Sì, perché su un fatto sono d’accordo con me stesso, ossia stare qui mi aiuta. Cioè, non è tanto un discorso di essere impegnati, a Roma lo ero molto di più, è proprio il fatto di essere così lontano, di vivere generalmente un profondo senso di distacco, di sconnessione da tutto e tutti.

La lontananza appunto. Poi però capitano giornate come oggi che mi guardo intorno, mi fermo un attimo e mentre premo la barra per iniziare un altro paragrafo di un articolo mi domando: “Chissà che stara facendo, chissà dove cazzo starà. Mah”. E lo faccio poco dopo che “La mia compagna di banco” si è appena spostata delicatamente i capelli mostrando uno dettaglio di collo. Che poesia.

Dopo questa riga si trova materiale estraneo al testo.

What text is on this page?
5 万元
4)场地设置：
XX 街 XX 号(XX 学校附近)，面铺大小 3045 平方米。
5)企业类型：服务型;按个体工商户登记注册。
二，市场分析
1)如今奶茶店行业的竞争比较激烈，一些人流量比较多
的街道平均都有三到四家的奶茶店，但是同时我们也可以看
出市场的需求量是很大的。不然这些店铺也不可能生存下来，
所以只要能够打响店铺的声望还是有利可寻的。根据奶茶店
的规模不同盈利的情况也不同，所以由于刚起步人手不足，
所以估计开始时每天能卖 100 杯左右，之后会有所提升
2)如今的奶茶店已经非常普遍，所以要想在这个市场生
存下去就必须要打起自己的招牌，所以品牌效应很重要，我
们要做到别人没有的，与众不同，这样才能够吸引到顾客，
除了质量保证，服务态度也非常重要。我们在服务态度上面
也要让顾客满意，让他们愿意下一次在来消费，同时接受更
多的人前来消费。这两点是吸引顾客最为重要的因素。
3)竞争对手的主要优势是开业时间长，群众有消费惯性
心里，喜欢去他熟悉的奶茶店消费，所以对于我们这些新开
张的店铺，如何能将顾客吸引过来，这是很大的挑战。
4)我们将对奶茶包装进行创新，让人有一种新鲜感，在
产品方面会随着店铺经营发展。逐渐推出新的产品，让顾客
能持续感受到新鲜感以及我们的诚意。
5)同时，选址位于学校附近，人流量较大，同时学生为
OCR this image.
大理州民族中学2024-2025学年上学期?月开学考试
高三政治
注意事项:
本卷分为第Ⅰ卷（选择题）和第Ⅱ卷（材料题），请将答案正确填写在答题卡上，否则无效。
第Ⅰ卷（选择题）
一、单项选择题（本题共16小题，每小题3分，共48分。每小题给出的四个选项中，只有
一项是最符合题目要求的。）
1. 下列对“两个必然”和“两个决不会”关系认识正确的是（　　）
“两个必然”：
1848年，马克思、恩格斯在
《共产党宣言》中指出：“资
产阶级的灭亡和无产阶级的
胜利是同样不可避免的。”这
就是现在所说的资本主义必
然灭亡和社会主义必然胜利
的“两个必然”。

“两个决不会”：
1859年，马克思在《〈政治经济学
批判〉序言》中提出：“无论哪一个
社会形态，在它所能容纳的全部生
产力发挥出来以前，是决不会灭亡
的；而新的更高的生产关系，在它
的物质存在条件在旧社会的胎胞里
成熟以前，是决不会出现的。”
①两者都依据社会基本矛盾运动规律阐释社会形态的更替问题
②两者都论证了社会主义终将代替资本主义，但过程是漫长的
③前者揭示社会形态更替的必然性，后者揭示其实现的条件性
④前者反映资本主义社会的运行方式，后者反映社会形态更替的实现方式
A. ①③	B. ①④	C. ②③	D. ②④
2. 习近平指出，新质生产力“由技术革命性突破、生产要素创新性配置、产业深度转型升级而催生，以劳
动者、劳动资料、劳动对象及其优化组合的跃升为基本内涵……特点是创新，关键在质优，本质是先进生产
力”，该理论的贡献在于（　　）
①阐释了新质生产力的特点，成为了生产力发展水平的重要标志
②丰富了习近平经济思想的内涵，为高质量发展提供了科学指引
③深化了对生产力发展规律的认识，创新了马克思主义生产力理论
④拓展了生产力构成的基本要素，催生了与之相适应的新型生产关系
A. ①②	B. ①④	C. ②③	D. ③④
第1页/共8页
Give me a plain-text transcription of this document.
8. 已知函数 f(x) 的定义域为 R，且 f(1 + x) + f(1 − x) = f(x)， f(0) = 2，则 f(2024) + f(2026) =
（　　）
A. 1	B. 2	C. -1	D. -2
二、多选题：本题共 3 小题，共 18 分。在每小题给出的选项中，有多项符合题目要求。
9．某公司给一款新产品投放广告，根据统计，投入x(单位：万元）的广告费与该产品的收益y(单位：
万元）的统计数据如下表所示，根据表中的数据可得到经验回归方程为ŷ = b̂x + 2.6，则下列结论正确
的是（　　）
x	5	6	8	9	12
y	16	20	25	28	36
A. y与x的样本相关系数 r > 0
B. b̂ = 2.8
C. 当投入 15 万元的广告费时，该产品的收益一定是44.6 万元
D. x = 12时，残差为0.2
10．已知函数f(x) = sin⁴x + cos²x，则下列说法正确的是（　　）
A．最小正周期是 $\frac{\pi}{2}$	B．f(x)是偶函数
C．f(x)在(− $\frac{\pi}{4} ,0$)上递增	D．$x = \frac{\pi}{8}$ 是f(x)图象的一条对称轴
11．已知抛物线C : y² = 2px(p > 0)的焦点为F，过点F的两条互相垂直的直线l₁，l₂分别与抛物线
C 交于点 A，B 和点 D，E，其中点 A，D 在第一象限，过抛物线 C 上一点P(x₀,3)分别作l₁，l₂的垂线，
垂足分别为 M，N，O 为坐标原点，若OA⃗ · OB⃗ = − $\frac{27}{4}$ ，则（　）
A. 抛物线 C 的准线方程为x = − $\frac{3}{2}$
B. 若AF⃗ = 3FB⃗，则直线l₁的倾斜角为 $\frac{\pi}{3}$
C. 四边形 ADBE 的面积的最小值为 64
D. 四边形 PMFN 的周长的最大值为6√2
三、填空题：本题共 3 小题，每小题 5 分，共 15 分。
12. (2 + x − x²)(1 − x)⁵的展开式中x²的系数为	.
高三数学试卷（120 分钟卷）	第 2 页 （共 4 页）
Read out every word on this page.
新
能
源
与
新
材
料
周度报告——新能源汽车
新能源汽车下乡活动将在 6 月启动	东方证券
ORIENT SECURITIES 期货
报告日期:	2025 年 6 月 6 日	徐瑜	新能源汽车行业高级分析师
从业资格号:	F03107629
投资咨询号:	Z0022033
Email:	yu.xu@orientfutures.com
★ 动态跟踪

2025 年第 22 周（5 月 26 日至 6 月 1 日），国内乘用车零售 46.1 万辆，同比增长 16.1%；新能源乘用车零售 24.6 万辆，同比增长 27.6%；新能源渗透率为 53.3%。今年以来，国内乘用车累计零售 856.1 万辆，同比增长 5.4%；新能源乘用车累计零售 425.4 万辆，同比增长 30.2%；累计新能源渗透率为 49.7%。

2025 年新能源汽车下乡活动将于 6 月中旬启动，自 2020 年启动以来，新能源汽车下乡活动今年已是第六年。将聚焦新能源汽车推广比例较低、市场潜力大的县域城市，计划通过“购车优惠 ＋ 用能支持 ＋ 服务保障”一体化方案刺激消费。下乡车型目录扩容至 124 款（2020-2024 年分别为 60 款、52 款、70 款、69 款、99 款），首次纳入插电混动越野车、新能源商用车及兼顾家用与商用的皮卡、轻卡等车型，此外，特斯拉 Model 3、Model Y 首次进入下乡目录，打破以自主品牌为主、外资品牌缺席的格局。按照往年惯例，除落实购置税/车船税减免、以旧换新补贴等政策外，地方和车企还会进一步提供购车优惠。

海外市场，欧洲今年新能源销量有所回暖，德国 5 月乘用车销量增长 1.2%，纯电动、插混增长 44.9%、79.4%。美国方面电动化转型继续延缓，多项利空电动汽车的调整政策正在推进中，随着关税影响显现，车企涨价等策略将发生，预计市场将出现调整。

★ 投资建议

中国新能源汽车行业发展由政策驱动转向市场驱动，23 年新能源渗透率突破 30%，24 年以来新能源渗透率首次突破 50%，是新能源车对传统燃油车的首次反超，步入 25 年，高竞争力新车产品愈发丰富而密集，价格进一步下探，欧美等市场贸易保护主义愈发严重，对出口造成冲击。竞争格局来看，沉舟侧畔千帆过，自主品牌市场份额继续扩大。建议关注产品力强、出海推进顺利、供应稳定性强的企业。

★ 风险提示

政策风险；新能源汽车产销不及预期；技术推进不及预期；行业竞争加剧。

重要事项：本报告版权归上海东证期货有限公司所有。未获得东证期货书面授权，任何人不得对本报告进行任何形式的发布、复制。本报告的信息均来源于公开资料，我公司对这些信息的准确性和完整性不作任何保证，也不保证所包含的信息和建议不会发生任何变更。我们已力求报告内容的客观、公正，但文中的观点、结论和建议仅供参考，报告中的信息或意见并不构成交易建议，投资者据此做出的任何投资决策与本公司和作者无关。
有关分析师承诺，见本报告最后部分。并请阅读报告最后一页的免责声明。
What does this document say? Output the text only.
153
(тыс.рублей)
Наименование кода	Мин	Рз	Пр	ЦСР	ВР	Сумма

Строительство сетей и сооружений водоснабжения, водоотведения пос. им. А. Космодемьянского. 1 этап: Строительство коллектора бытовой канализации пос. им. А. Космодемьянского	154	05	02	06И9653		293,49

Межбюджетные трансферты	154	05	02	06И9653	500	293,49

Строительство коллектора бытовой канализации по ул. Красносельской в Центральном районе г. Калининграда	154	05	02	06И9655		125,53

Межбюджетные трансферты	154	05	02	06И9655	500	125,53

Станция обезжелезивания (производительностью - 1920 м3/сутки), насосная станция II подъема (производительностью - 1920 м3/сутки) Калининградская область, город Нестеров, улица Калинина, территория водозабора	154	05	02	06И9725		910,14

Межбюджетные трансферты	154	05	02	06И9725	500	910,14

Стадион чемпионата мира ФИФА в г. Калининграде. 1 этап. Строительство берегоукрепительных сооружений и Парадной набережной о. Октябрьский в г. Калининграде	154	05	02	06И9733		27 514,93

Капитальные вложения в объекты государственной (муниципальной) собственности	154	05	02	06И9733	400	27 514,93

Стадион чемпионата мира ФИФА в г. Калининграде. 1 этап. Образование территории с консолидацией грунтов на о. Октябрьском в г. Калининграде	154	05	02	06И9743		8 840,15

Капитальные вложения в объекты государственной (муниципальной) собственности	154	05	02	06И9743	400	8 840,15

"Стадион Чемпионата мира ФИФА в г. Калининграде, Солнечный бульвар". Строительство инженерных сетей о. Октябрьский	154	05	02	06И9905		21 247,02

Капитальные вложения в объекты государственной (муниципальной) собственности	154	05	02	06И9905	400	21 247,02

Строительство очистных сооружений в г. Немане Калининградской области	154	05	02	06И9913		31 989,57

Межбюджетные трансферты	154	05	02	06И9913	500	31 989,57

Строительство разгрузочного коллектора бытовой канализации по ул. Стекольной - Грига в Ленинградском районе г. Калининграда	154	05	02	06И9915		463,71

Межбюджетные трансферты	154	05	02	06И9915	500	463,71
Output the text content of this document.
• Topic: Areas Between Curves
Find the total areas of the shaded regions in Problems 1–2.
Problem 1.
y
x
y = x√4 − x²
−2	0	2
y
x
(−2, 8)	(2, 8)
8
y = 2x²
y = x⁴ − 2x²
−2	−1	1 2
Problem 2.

Non penso che mi verrà da vomitare mai fra Church Street e Queen Street come invece stava succedendo ad agosto all’angolo di Via Monza, però a volte mi blocco proprio e mi perdo nel bel mezzo di un articolo sull’Uganda.

Stare qui mi protegge. Un bene inestimabile, un aspetto positivo in una giungla di complicazioni e privazioni e a volte penso che sia meglio così. A Roma tutto questo non succede e sto meno bene. Chissà, arriverà anche un giorno in cui mi risintonizzerò sulle frequenze buone con la mia città, alcuni dei suoi angoli, alcuni dei miei posti, con un esercito di ricordi. Non lo so, forse sì, magari no.

Fra una settimana però sarà tutta una nuova storia. Probabilmente l’ultimo capitolo di un libro chiamato 2015 impossibile da poter aggettivare ma che spesso mi trascina ancora in altri mondi.

Sarà stata colpa di Forever Young partita a tradimento ieri dal computer.

Non mi piace mai, ma per certe cose preferisco dare colpe a casaccio. Meglio, conviene.